While winter may be a great time to play in the snow, driving in the cold can be dangerous, especially for new drivers. Refreshing your knowledge of winter driving safety can help you and your teen avoid car accidents that can occur as a result of snowy or icy road conditions.

Your teen may believe he or she is a seasoned driver, but even the best drivers can experience trouble when driving in inclement winter weather. Review the following tips, and be sure to share them with your teen.

  • Avoid distractions. When operating your car, your first priority should be to stay focused on driving. You have many things to pay attention to including other drivers, pedestrians and weather conditions. Avoid texting, talking or eating while driving.


  • Beware of black ice. While the roads may look clear, black ice can be sneaky and hazardous. Bridges, intersections, off-ramps and shaded areas are all common places for black ice to develop. Drive the speed limit or below in inclement weather.


  • Inform the family. While it isn’t safe for you or your teen to use a cellphone while driving, your child should check in with the family when he or she is parked to let you know he or she arrived safely and then again before heading back out. Consider following this safety practice yourself to set a good example for your teen.


  • Inspect your vehicle. Do you have enough fluids and gas? Are your tires and windshield wipers functioning correctly? Prevent unnecessary breakdowns by taking a moment to assess your car’s needs before leaving the driveway, and teach your teen to perform these inspections as well.

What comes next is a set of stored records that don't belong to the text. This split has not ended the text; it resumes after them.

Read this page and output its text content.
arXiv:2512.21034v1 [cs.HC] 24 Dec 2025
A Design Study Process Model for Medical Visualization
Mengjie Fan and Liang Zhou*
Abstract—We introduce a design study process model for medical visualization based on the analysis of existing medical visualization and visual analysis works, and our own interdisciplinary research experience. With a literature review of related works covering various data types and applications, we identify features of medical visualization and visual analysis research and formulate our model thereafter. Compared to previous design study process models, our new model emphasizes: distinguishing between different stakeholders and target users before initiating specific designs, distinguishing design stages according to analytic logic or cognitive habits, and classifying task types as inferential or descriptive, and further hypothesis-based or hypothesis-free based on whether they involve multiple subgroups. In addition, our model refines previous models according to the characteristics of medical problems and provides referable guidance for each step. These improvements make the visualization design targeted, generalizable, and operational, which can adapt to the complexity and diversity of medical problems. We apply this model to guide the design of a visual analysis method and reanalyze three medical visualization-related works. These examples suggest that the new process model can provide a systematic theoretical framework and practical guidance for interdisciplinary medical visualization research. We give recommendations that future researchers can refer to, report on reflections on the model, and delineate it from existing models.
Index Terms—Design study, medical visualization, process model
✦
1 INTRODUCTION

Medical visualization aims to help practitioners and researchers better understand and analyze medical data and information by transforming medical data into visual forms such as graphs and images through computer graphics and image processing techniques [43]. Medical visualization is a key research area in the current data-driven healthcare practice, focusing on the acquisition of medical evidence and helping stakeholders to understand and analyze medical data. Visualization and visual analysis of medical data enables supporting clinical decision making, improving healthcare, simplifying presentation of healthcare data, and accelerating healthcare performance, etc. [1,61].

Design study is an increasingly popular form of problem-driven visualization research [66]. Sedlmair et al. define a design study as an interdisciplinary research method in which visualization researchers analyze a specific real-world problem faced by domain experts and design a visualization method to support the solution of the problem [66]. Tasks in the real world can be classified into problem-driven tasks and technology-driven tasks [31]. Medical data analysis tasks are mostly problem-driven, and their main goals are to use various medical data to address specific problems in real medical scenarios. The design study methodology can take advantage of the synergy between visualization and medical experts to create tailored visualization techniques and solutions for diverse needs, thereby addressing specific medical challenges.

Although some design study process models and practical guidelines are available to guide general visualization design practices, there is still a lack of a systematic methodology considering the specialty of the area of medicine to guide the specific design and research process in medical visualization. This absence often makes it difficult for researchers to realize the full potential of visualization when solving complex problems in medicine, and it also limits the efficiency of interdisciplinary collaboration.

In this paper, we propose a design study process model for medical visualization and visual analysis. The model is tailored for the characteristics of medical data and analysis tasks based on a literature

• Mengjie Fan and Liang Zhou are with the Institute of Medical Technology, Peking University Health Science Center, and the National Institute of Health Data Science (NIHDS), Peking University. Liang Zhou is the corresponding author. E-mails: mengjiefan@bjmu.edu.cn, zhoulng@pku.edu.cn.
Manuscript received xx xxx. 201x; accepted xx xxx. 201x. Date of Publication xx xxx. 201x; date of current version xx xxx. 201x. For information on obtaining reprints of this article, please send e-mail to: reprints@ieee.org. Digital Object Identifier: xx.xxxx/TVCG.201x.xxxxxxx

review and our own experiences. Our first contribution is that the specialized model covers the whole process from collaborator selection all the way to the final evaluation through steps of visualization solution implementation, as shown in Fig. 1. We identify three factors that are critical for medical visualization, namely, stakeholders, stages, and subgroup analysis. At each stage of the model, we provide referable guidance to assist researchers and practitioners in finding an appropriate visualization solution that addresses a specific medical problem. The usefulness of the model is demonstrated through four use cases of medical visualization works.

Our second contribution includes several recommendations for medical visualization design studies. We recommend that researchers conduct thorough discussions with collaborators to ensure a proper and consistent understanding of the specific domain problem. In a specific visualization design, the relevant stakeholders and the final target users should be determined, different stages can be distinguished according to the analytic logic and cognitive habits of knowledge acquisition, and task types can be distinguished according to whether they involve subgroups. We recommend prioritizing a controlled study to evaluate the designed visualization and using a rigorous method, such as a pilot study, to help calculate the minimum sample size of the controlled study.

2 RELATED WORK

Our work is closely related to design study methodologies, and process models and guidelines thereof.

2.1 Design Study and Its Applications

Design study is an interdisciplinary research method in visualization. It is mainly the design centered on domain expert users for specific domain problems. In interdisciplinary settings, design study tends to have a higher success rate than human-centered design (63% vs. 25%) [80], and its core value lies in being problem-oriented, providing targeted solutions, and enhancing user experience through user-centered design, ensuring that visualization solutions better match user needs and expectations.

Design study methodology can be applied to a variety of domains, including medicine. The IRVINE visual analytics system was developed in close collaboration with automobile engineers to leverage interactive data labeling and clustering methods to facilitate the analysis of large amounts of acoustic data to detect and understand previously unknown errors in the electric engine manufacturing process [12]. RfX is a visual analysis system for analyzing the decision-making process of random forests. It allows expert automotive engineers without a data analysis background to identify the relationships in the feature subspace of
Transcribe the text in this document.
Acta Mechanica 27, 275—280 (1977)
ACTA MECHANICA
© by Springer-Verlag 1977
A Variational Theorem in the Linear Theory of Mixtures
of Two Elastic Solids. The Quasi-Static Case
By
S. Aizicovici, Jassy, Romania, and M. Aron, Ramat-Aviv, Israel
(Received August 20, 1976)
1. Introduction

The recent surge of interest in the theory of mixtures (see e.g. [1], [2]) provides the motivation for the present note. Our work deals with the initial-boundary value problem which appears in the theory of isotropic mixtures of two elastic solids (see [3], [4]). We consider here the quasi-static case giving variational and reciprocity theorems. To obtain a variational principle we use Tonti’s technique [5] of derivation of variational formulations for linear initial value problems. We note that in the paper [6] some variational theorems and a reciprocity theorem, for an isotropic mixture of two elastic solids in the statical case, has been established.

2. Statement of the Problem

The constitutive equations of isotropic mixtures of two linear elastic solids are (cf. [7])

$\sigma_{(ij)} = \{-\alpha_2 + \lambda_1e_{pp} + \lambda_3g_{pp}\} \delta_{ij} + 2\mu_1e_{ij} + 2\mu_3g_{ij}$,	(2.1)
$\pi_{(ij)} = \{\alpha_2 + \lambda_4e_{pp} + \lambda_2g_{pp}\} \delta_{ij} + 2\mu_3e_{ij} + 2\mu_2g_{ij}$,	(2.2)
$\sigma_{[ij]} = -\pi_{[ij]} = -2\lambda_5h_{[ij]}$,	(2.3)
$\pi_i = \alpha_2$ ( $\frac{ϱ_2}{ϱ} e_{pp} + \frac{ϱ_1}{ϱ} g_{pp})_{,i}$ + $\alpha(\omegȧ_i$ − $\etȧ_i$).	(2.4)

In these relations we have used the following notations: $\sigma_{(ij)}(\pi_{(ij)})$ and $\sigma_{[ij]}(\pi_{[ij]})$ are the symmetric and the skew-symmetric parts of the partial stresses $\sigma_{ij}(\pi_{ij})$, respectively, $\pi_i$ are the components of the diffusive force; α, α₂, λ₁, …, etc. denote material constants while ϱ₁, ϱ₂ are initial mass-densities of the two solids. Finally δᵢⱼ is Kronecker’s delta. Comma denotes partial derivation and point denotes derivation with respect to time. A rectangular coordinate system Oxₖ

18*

  • Keep a distance. When driving in snowy or icy conditions, it will take longer to stop your car, as roads will be slippery. Give yourself enough space between cars to brake adequately.


  • Know your attitude. Be aware of your behavior behind the wheel. Aggression, carelessness and too much confidence are all detrimental driving behaviors. Remain calm and focused when driving.


  • Plan your route. Mapping out the directions to your destination will help you avoid areas that have dangerous roads, allowing you to complete the trip safely.


  • Slow your speed. The faster you are driving, the longer it will take to stop your vehicle. Budget enough time in your schedule to arrive punctually and carefully.


  • Watch the forecast. Knowing how the weather is going to act before you leave home will help you plan your schedule accordingly. If conditions are too hazardous, consider staying home.


It boils down to prepping yourself and your teen before the conditions become hazardous.  An ounce of prevention is worth a pound of cure!